A tropical climate reigns at Aden on the shores of the Indian Ocean. The air here is extremely humid, which is why the streets are deserted at midday and only begin to liven up again at dusk. Aden’s harbor has ensured that the city is a center of trade, and the number of people of Indian and African origin is quite high here. Fisheries are also highly developed since Aden is a coastal town, and the city’s fish market brims over daily with a widely varied catch. The cuisine here is highly spiced, as it is throughout Yemen. Meanwhile, in the city’s architecture it is possible to see buildings bearing traces of the period of British rule. Aden’s beaches are convenient for those who want to swim in the Indian Ocean’s clear, warm waters. The historic dams and weirs built in Aden in antiquity and repaired by the British are still in use. Along with them, the desert where legendary lovers Leila and Majnun were separated from each other is another sight worth seeing just outside Aden on the road to Taiz.

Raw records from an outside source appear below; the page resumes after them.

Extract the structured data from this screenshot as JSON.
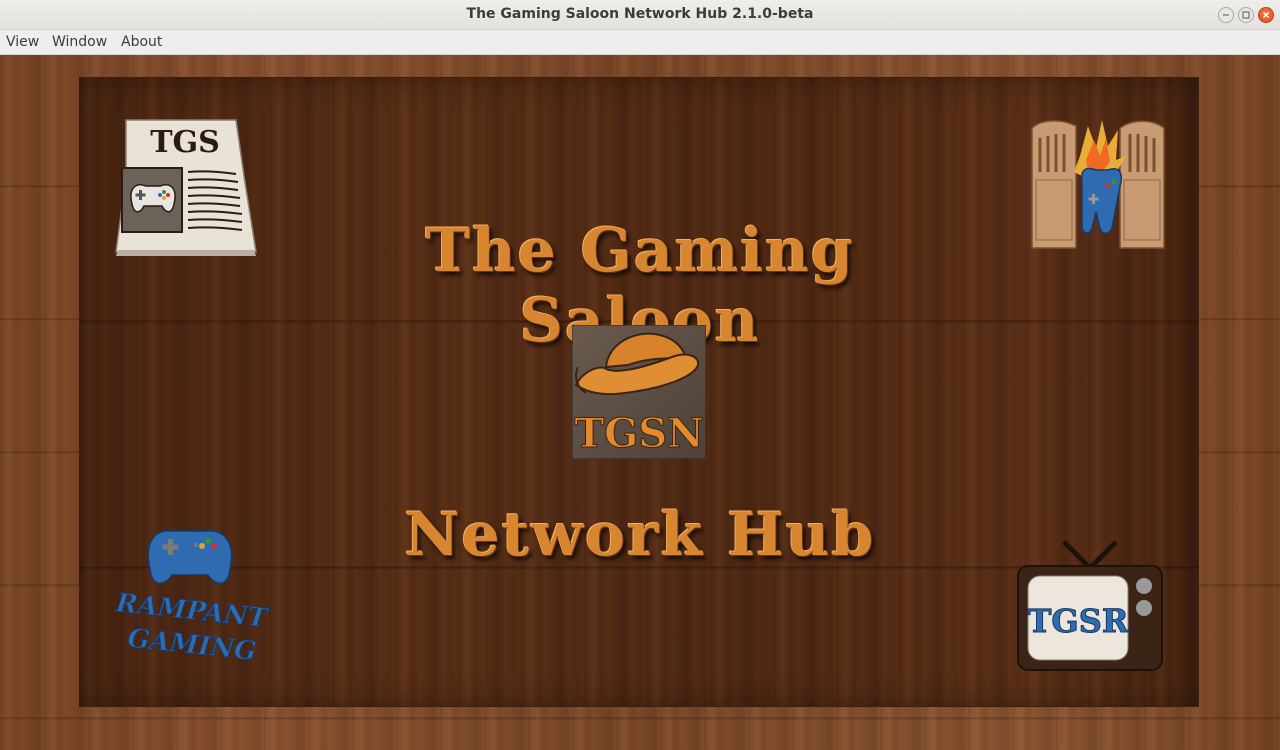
{
  "window": {
    "title": "The Gaming Saloon Network Hub 2.1.0-beta",
    "controls": [
      "minimize",
      "maximize",
      "close"
    ]
  },
  "menu": {
    "items": [
      {
        "label": "View"
      },
      {
        "label": "Window"
      },
      {
        "label": "About"
      }
    ]
  },
  "hub": {
    "heading_top": "The Gaming Saloon",
    "heading_bottom": "Network Hub",
    "center_logo_text": "TGSN",
    "tiles": {
      "news": {
        "text": "TGS",
        "icon": "newspaper-gamepad-icon"
      },
      "doors": {
        "icon": "saloon-doors-explosion-icon"
      },
      "rampant": {
        "line1": "RAMPANT",
        "line2": "GAMING",
        "icon": "rampant-gaming-logo"
      },
      "tv": {
        "text": "TGSR",
        "icon": "retro-tv-icon"
      }
    }
  },
  "colors": {
    "accent_orange": "#d7862f",
    "wood_dark": "#522a14",
    "wood_light": "#8a5230",
    "brand_blue": "#2f6bb0",
    "close_red": "#df4a1c"
  }
}
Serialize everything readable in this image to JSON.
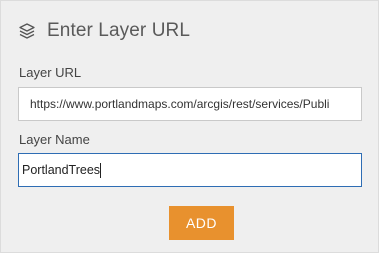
{
  "dialog": {
    "title": "Enter Layer URL",
    "icon": "layers-icon"
  },
  "fields": {
    "url": {
      "label": "Layer URL",
      "value": "https://www.portlandmaps.com/arcgis/rest/services/Publi"
    },
    "name": {
      "label": "Layer Name",
      "value": "PortlandTrees"
    }
  },
  "actions": {
    "add_label": "ADD"
  },
  "colors": {
    "panel_bg": "#efefef",
    "add_button_bg": "#e8912e",
    "focus_border": "#2e6db4"
  }
}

Like almost every settlement in Yemen, Taiz is a town that dates far back in history. Yemen’s cultural capital, Taiz lies in the foothills of Mount Sabir at some
3 thousand meters in altitude. Harboring monuments from the Ottoman, Mamluk and Ayyubid periods, Taiz is also Yemen’s industrial and manufacturing hub.
One Land, Many Aspects
That is how Yemenis sum up their country. And this phrase really says it all about a land like Yemen which has desert, mountains and the sea and is suitable for both diving and cultural tourism. Everything you see in Yemen is real. Nothing has been created for touristic purposes, nothing is artificial. Yemen is awaiting you now with its rooted past and its natural and cultural riches.